Martin Spasov

Automated test runners - Part 2

06.10.2025 - 19.10.2025

Disclaimer: Please take everything I write here with a grain of salt—I’m by no means an expert. Some of these concepts I’m encountering for the first time, and my understanding might have significant gaps—and that’s okay. It’s one of the reasons I decided to take on this project. If you see anything wrong, let me know and I’ll fix it.

Last sprint I implemented the automated test runner for the parser and 90% of the test runner for the tokenizer. This sprint i wanted to finish the tokenizer runner and add more tests.

test format

The format i started with was mirroring the parser tests

#description
Unescaped ampersand in attribute value
#data
<h a='&'>
#errors
#states
Data state
#output
StartTag "h"
Attr "a" "&"

There were a few issues with the above format

need to escape new lines
need to escape quotes (“)
need to escape backward slashes (\)

First i started fixing these issues but at some point I realised that if i flatten the data more these issues wont happen.

The new format is basically 1 value per line with a header describing it. As long as the test data does not contain the header names we are good to go.
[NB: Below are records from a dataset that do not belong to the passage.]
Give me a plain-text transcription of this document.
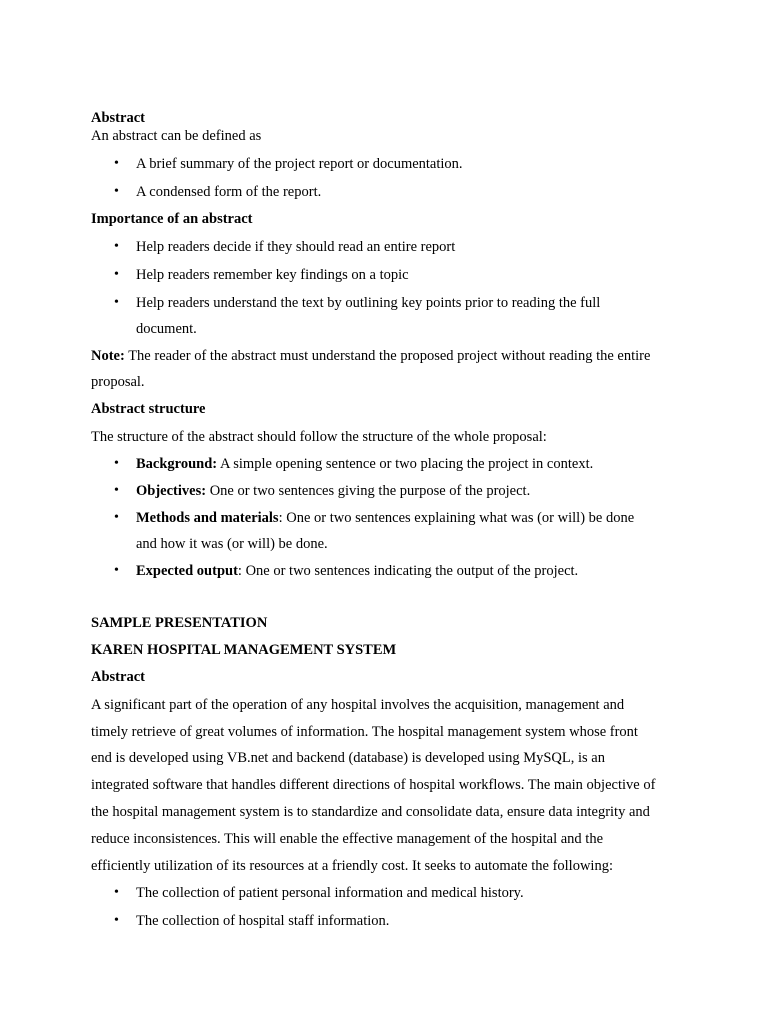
Abstract
An abstract can be defined as
• A brief summary of the project report or documentation.
• A condensed form of the report.
Importance of an abstract
• Help readers decide if they should read an entire report
• Help readers remember key findings on a topic
• Help readers understand the text by outlining key points prior to reading the full
document.
Note: The reader of the abstract must understand the proposed project without reading the entire
proposal.
Abstract structure
The structure of the abstract should follow the structure of the whole proposal:
• Background: A simple opening sentence or two placing the project in context.
• Objectives: One or two sentences giving the purpose of the project.
• Methods and materials: One or two sentences explaining what was (or will) be done
and how it was (or will) be done.
• Expected output: One or two sentences indicating the output of the project.
SAMPLE PRESENTATION
KAREN HOSPITAL MANAGEMENT SYSTEM
Abstract
A significant part of the operation of any hospital involves the acquisition, management and
timely retrieve of great volumes of information. The hospital management system whose front
end is developed using VB.net and backend (database) is developed using MySQL, is an
integrated software that handles different directions of hospital workflows. The main objective of
the hospital management system is to standardize and consolidate data, ensure data integrity and
reduce inconsistences. This will enable the effective management of the hospital and the
efficiently utilization of its resources at a friendly cost. It seeks to automate the following:
• The collection of patient personal information and medical history.
• The collection of hospital staff information.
I had a look over the data and didnt see any issues.

#description
Open angled bracket in unquoted attribute value state
#data
<a a=f<>
#errors
(1, 7): unexpected-character-in-unquoted-attribute-value
#states
Data state
#start-tag
a
#attr-name
a
#attr-value
f<
#end-test

There are more fields but you get the idea.

normalizing buffer

The spec dictates that the buffer should be normalized before processing. This means 2 things

replace \r\n with \n
replace remaining \r with \n

Currently the buffer is copied so i can modify it freely.

more tests

After all the changes I was able to add more than 4000 new tests. Currently 11 of the 14 files in html5lib-tests are passing.

Supported	Test suite name
No	contentModelFlags.test
No	domjs.test
Yes	entities.test
Yes	escapeFlag.test
Yes	namedEntities.test
Yes	numericEntities.test
Yes	pendingSpecChanges.test
Yes	test1.test
Yes	test2.test
Yes	test3.test
Yes	test4.test
Yes	unicodeChars.test
Yes	unicodeCharsProblematic.test
No	xmlViolation.test

I think this is enough work on the test runner for now. I have good amount of tests so now i can focus on refactoring the tokenizer. Initial implementation has a lot that can be improved.

Martin